Я пошел наверх, туда, где виднелись ее ноги в черных колготках, короткая юбка из коричневой кожи и обтягивающий черный свитер. Пальцы ее ног выступали над краем последней ступеньки, она держалась за перила и шагнула в сторону, когда я добрался до лестничной площадки. Даже без туфель она была на полголовы выше меня. Я потянулся к ней, и она недовольно поцеловала меня в губы.

— Пять минут, — сказала она.

Я прошел следом за ней в комнату. Всюду книги — и по стенам, и на полу, и на стульях, и на подоконниках, и на батареях центрального отопления. А уже на книгах валялись трусики, носки, туфли, лифчики. Узкая дорожка вела к дивану и рабочему столу. Инга села — нога на ногу, одна рука на животе, под грудью, столь пышной, что я вполне мог под нею спрятаться. Облокотясь на ладонь этой руки, она поднесла к губам сигарету. Над черной фигурой сияли заколотые светлые волосы, несколько прядей выбились из-под шпилек и упали ей на плечи и щеки. Лицо у нее было круглое, довольно правильное, с полными губами, которые, как мне казалось, постоянно манили к поцелую. Уже два с половиной года я встречался с этой девушкой, нееврейкой из рода, веками воспевавшего польдеры вокруг Франекера. В скрипучем загородном доме Ингиных родителей стихи ее предка в переплетенных вручную фолиантах ждали фризского филолога, который поведал бы миру о крови польдеров и мужестве коров. Не знаю, почему Инга выбрала меня — плоскостопого еврейского гнома.

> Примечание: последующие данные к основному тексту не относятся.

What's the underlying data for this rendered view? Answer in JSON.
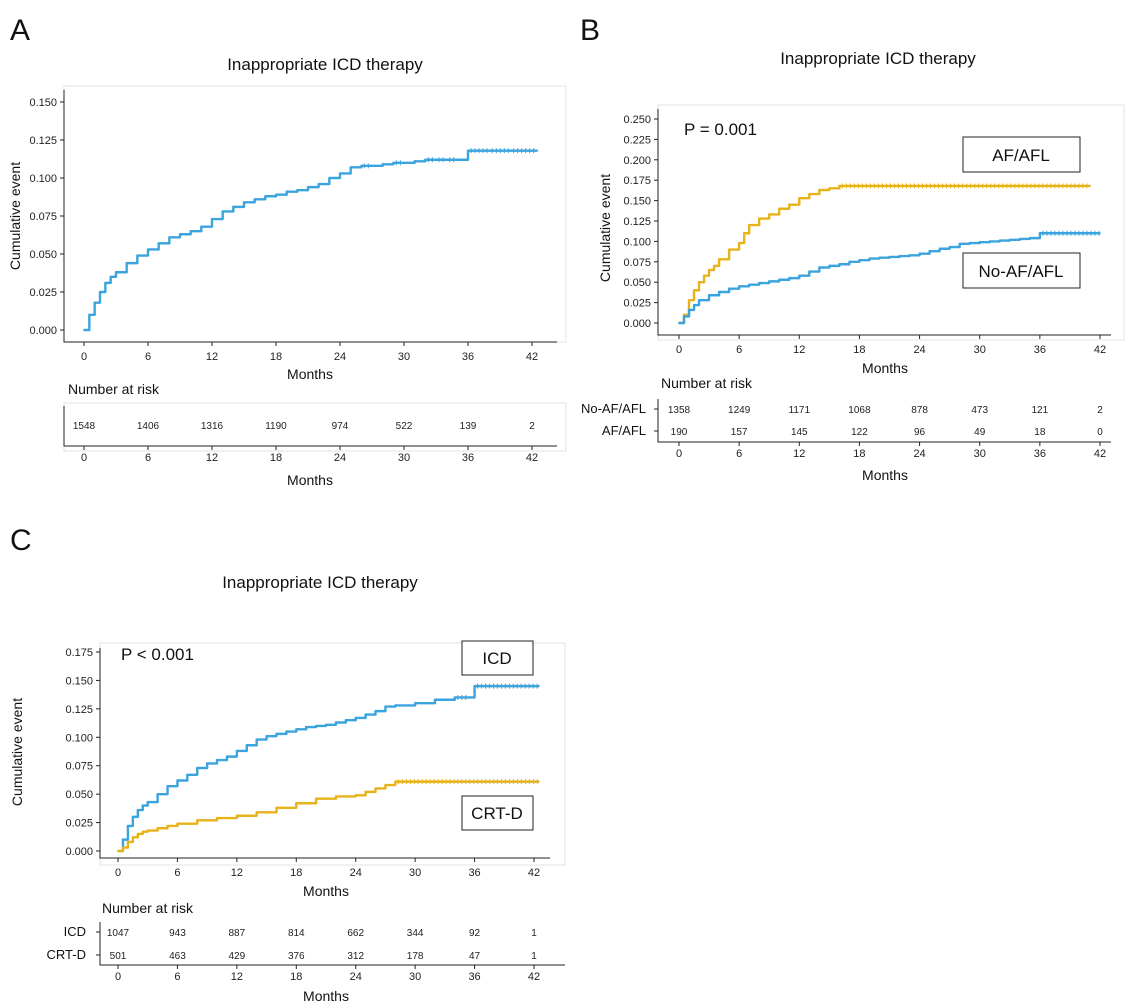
{
  "chart_data": [
    {
      "panel": "A",
      "type": "line",
      "title": "Inappropriate ICD therapy",
      "xlabel": "Months",
      "ylabel": "Cumulative event",
      "xlim": [
        0,
        42
      ],
      "ylim": [
        0,
        0.15
      ],
      "xticks": [
        0,
        6,
        12,
        18,
        24,
        30,
        36,
        42
      ],
      "xtick_labels": [
        "0",
        "6",
        "12",
        "18",
        "24",
        "30",
        "36",
        "42"
      ],
      "yticks": [
        0,
        0.025,
        0.05,
        0.075,
        0.1,
        0.125,
        0.15
      ],
      "ytick_labels": [
        "0.000",
        "0.025",
        "0.050",
        "0.075",
        "0.100",
        "0.125",
        "0.150"
      ],
      "colors": [
        "#3ba3dd"
      ],
      "series": [
        {
          "color": "#3ba3dd",
          "x": [
            0,
            0.5,
            1,
            1.5,
            2,
            2.5,
            3,
            4,
            5,
            6,
            7,
            8,
            9,
            10,
            11,
            12,
            13,
            14,
            15,
            16,
            17,
            18,
            19,
            20,
            21,
            22,
            23,
            24,
            25,
            26,
            27,
            28,
            29,
            30,
            31,
            32,
            33,
            34,
            35,
            36,
            38,
            40,
            42.5
          ],
          "y": [
            0,
            0.01,
            0.018,
            0.025,
            0.031,
            0.035,
            0.038,
            0.044,
            0.049,
            0.053,
            0.057,
            0.061,
            0.063,
            0.065,
            0.068,
            0.073,
            0.078,
            0.081,
            0.084,
            0.086,
            0.088,
            0.089,
            0.091,
            0.092,
            0.094,
            0.096,
            0.1,
            0.103,
            0.107,
            0.108,
            0.108,
            0.109,
            0.11,
            0.11,
            0.111,
            0.112,
            0.112,
            0.112,
            0.112,
            0.118,
            0.118,
            0.118,
            0.118
          ]
        }
      ],
      "risk_table": {
        "title": "Number at risk",
        "xlabel": "Months",
        "rows": [
          {
            "label": "",
            "values": [
              "1548",
              "1406",
              "1316",
              "1190",
              "974",
              "522",
              "139",
              "2"
            ]
          }
        ]
      }
    },
    {
      "panel": "B",
      "type": "line",
      "title": "Inappropriate ICD therapy",
      "xlabel": "Months",
      "ylabel": "Cumulative event",
      "annotation": "P = 0.001",
      "xlim": [
        0,
        42
      ],
      "ylim": [
        0,
        0.25
      ],
      "xticks": [
        0,
        6,
        12,
        18,
        24,
        30,
        36,
        42
      ],
      "xtick_labels": [
        "0",
        "6",
        "12",
        "18",
        "24",
        "30",
        "36",
        "42"
      ],
      "yticks": [
        0,
        0.025,
        0.05,
        0.075,
        0.1,
        0.125,
        0.15,
        0.175,
        0.2,
        0.225,
        0.25
      ],
      "ytick_labels": [
        "0.000",
        "0.025",
        "0.050",
        "0.075",
        "0.100",
        "0.125",
        "0.150",
        "0.175",
        "0.200",
        "0.225",
        "0.250"
      ],
      "colors": [
        "#e8b21a",
        "#3ba3dd"
      ],
      "series": [
        {
          "name": "AF/AFL",
          "color": "#e8b21a",
          "x": [
            0,
            0.5,
            1,
            1.5,
            2,
            2.5,
            3,
            3.5,
            4,
            5,
            6,
            6.5,
            7,
            8,
            9,
            10,
            11,
            12,
            13,
            14,
            15,
            16,
            20,
            24,
            28,
            32,
            36,
            41
          ],
          "y": [
            0,
            0.01,
            0.028,
            0.04,
            0.05,
            0.058,
            0.065,
            0.07,
            0.078,
            0.09,
            0.098,
            0.11,
            0.12,
            0.128,
            0.133,
            0.14,
            0.145,
            0.153,
            0.158,
            0.163,
            0.165,
            0.168,
            0.168,
            0.168,
            0.168,
            0.168,
            0.168,
            0.168
          ]
        },
        {
          "name": "No-AF/AFL",
          "color": "#3ba3dd",
          "x": [
            0,
            0.5,
            1,
            1.5,
            2,
            3,
            4,
            5,
            6,
            7,
            8,
            9,
            10,
            11,
            12,
            13,
            14,
            15,
            16,
            17,
            18,
            19,
            20,
            21,
            22,
            23,
            24,
            25,
            26,
            27,
            28,
            29,
            30,
            31,
            32,
            33,
            34,
            35,
            36,
            38,
            40,
            42
          ],
          "y": [
            0,
            0.008,
            0.016,
            0.022,
            0.028,
            0.034,
            0.038,
            0.042,
            0.045,
            0.047,
            0.049,
            0.051,
            0.053,
            0.055,
            0.058,
            0.063,
            0.068,
            0.07,
            0.072,
            0.075,
            0.077,
            0.079,
            0.08,
            0.081,
            0.082,
            0.083,
            0.085,
            0.088,
            0.091,
            0.093,
            0.097,
            0.098,
            0.099,
            0.1,
            0.101,
            0.102,
            0.103,
            0.104,
            0.11,
            0.11,
            0.11,
            0.11
          ]
        }
      ],
      "legend_boxes": [
        "AF/AFL",
        "No-AF/AFL"
      ],
      "risk_table": {
        "title": "Number at risk",
        "xlabel": "Months",
        "rows": [
          {
            "label": "No-AF/AFL",
            "values": [
              "1358",
              "1249",
              "1171",
              "1068",
              "878",
              "473",
              "121",
              "2"
            ]
          },
          {
            "label": "AF/AFL",
            "values": [
              "190",
              "157",
              "145",
              "122",
              "96",
              "49",
              "18",
              "0"
            ]
          }
        ]
      }
    },
    {
      "panel": "C",
      "type": "line",
      "title": "Inappropriate ICD therapy",
      "xlabel": "Months",
      "ylabel": "Cumulative event",
      "annotation": "P < 0.001",
      "xlim": [
        0,
        42
      ],
      "ylim": [
        0,
        0.175
      ],
      "xticks": [
        0,
        6,
        12,
        18,
        24,
        30,
        36,
        42
      ],
      "xtick_labels": [
        "0",
        "6",
        "12",
        "18",
        "24",
        "30",
        "36",
        "42"
      ],
      "yticks": [
        0,
        0.025,
        0.05,
        0.075,
        0.1,
        0.125,
        0.15,
        0.175
      ],
      "ytick_labels": [
        "0.000",
        "0.025",
        "0.050",
        "0.075",
        "0.100",
        "0.125",
        "0.150",
        "0.175"
      ],
      "colors": [
        "#3ba3dd",
        "#e8b21a"
      ],
      "series": [
        {
          "name": "ICD",
          "color": "#3ba3dd",
          "x": [
            0,
            0.5,
            1,
            1.5,
            2,
            2.5,
            3,
            4,
            5,
            6,
            7,
            8,
            9,
            10,
            11,
            12,
            13,
            14,
            15,
            16,
            17,
            18,
            19,
            20,
            21,
            22,
            23,
            24,
            25,
            26,
            27,
            28,
            30,
            32,
            34,
            35.5,
            36,
            38,
            40,
            42.5
          ],
          "y": [
            0,
            0.01,
            0.022,
            0.03,
            0.036,
            0.04,
            0.043,
            0.05,
            0.057,
            0.062,
            0.067,
            0.073,
            0.077,
            0.08,
            0.083,
            0.088,
            0.093,
            0.098,
            0.101,
            0.103,
            0.105,
            0.107,
            0.109,
            0.11,
            0.111,
            0.113,
            0.115,
            0.117,
            0.12,
            0.123,
            0.127,
            0.128,
            0.13,
            0.133,
            0.135,
            0.135,
            0.145,
            0.145,
            0.145,
            0.145
          ]
        },
        {
          "name": "CRT-D",
          "color": "#e8b21a",
          "x": [
            0,
            0.5,
            1,
            1.5,
            2,
            2.5,
            3,
            4,
            5,
            6,
            8,
            10,
            12,
            14,
            16,
            18,
            20,
            22,
            24,
            25,
            26,
            27,
            28,
            30,
            34,
            38,
            42.5
          ],
          "y": [
            0,
            0.003,
            0.008,
            0.012,
            0.015,
            0.017,
            0.018,
            0.02,
            0.022,
            0.024,
            0.027,
            0.029,
            0.031,
            0.034,
            0.038,
            0.042,
            0.046,
            0.048,
            0.049,
            0.052,
            0.055,
            0.058,
            0.061,
            0.061,
            0.061,
            0.061,
            0.061
          ]
        }
      ],
      "legend_boxes": [
        "ICD",
        "CRT-D"
      ],
      "risk_table": {
        "title": "Number at risk",
        "xlabel": "Months",
        "rows": [
          {
            "label": "ICD",
            "values": [
              "1047",
              "943",
              "887",
              "814",
              "662",
              "344",
              "92",
              "1"
            ]
          },
          {
            "label": "CRT-D",
            "values": [
              "501",
              "463",
              "429",
              "376",
              "312",
              "178",
              "47",
              "1"
            ]
          }
        ]
      }
    }
  ]
}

Я рассказал, что произошло за последние полтора часа. Она слушала и курила, а когда я выговорился, долго не сводила с меня своих светло-голубых глаз, оценивая, способен ли я справиться с самыми тяжкими умозаключениями.

— Что ты думаешь? — нетерпеливо спросил я.

— Ты говорил с ее врачом? — По сравнению с моим прокопченным амстердамским голосом голос Инги наводил на мысль о чистых фризских лугах и здоровом навозе.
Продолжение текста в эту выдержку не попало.